E aí chegamos a uma das grandes questões da humanidade: por que o amor existe se o sexo já basta para a nossa reprodução? Você já deve ter percebido que este texto busca ser fiel a um argumento central: o egoísmo genético tal como explicado por Richard Dawkins. Não é de surpreender então que a resposta esteja na replicação dos genes. Homens não podem ter filhos sozinhos, e tampouco as mulheres. Um precisa do DNA do outro. Esse problema se resolveria com o sexo casual à moda dos cachorros de rua.
Eles rodeiam a cadela no cio, disputam quem vai ficar com ela, e pronto. Mas o caso dos humanos é diferente. Sim, sentimos tesão por qualquer parceiro sexual em potencial. Parece que temos de tudo para não ser monogâmicos.
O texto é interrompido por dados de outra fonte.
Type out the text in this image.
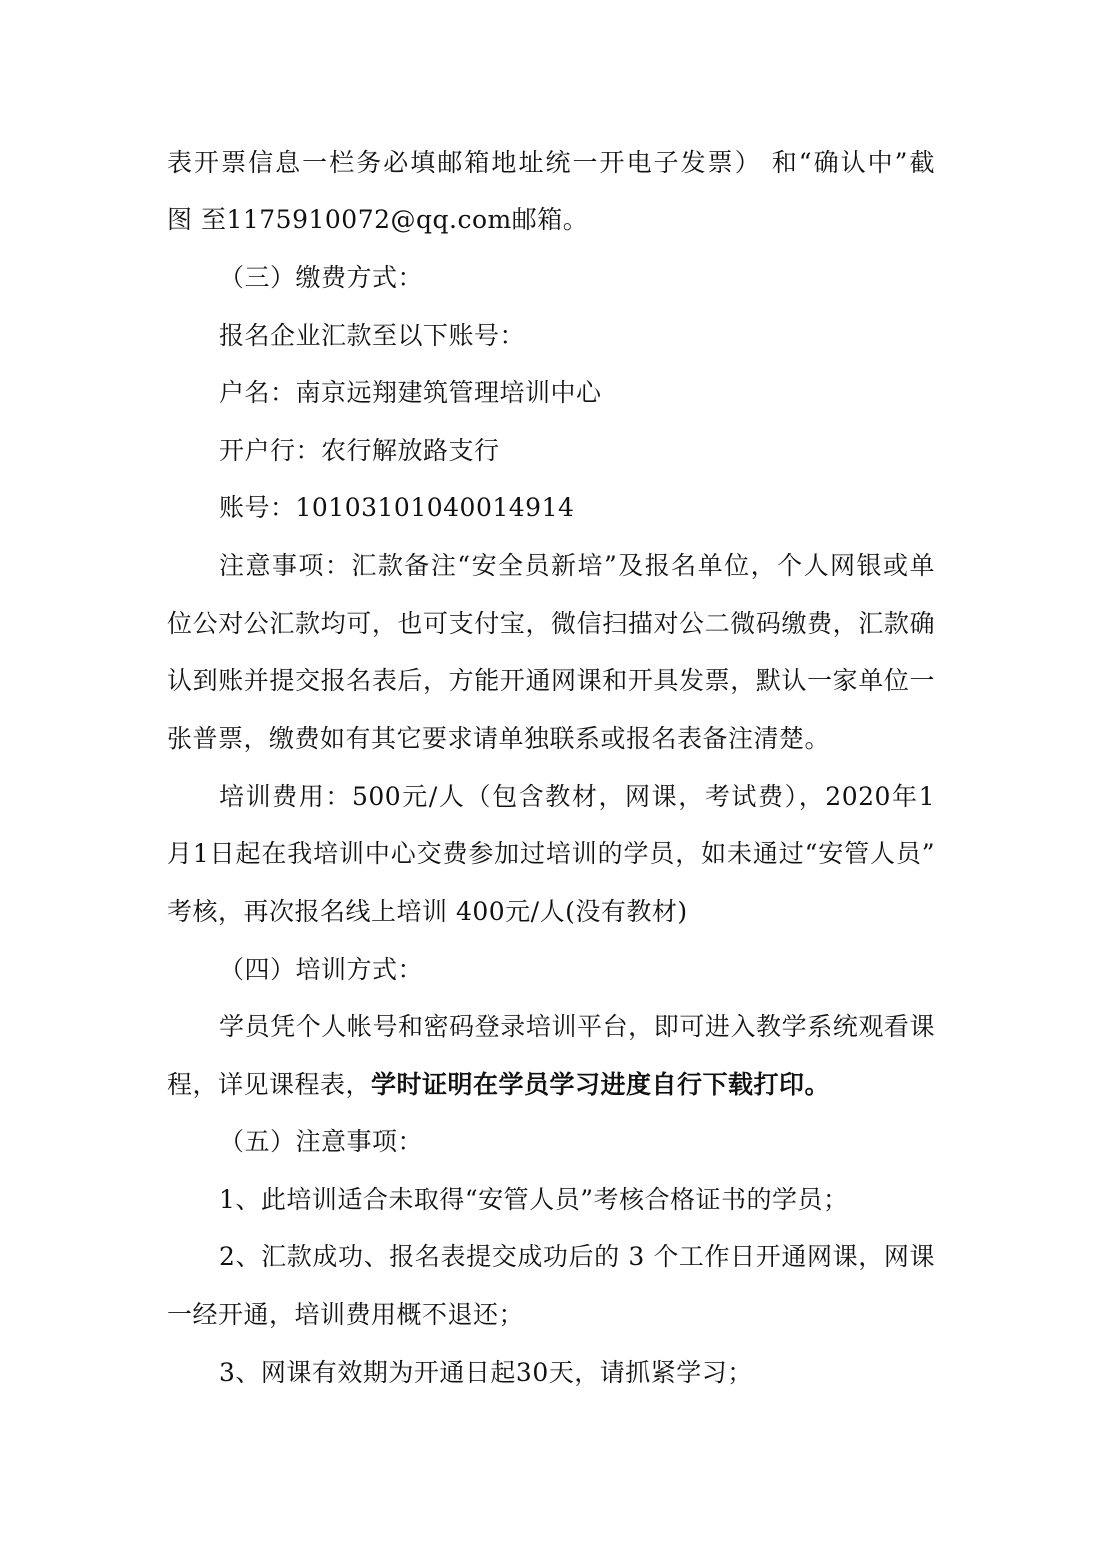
表开票信息一栏务必填邮箱地址统一开电子发票） 和“确认中”截
图 至1175910072@qq.com邮箱。
（三）缴费方式：
报名企业汇款至以下账号：
户名：南京远翔建筑管理培训中心
开户行：农行解放路支行
账号：10103101040014914
注意事项：汇款备注“安全员新培”及报名单位，个人网银或单
位公对公汇款均可，也可支付宝，微信扫描对公二微码缴费，汇款确
认到账并提交报名表后，方能开通网课和开具发票，默认一家单位一
张普票，缴费如有其它要求请单独联系或报名表备注清楚。
培训费用：500元/人（包含教材，网课，考试费），2020年1
月1日起在我培训中心交费参加过培训的学员，如未通过“安管人员”
考核，再次报名线上培训 400元/人(没有教材)
（四）培训方式：
学员凭个人帐号和密码登录培训平台，即可进入教学系统观看课
程，详见课程表，学时证明在学员学习进度自行下载打印。
（五）注意事项：
1、此培训适合未取得“安管人员”考核合格证书的学员；
2、汇款成功、报名表提交成功后的 3 个工作日开通网课，网课
一经开通，培训费用概不退还；
3、网课有效期为开通日起30天，请抓紧学习；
Mas temos também um sentimento que nos une a uma única pessoa e nos faz querer fazer sexo especificamente com ela – ainda que tenhamos de desligar nosso radar sexual para evitar uma traição. Somos monogâmicos e não o somos. Somos fiéis imperfeitos, capazes de transar amando ou não, mas sempre idealizando uma união entre sexo e amor.
PAIXÃO À GREGA
A mitologia da Grécia Antiga tem sua própria explicação para a ideia de casais serem duas metades da mesma laranja.
Se o amor de família ou de amizade foi definido pelos gregos como philia, o amor romântico recebeu o nome de erôs em referência ao deus do amor, Eros – ou Cupido, para os romanos. No Banquete de Platão, o poeta Aristófanes explica a origem do sentimento de erôs.
No início, a natureza dos humanos era diferente – seriam unidades completas, “de forma esférica, com costas e flancos arredondados, com quatro mãos, o mesmo número de pernas, dois rostos totalmente idênticos num pescoço perfeitamente redondo, mas uma cabeça única para o conjunto desses dois rostos opostos um ao outro.
Tinham quatro orelhas, dois órgãos de geração e todo o resto em conformidade”, descreve Aristófanes. Uns, descendentes do Sol, tinham duas partes masculinas; outros, descendentes da Terra, tinham duas partes femininas. Isso lhes dava uma força tamanha que os fez escalar o céu para combater os deuses.
Zeus, em punição, cortou-os em dois, nascendo assim a divisão entre homem e mulher. Acabou-se então a unidade e a felicidade humana, e cada metade passou a procurar seu correspondente para recuperar a completude. Claro, isso é mitologia. Não tem validade científica. Mas, como metáfora, explica a busca obsessiva pela cara-metade, que é a essência do amor romântico.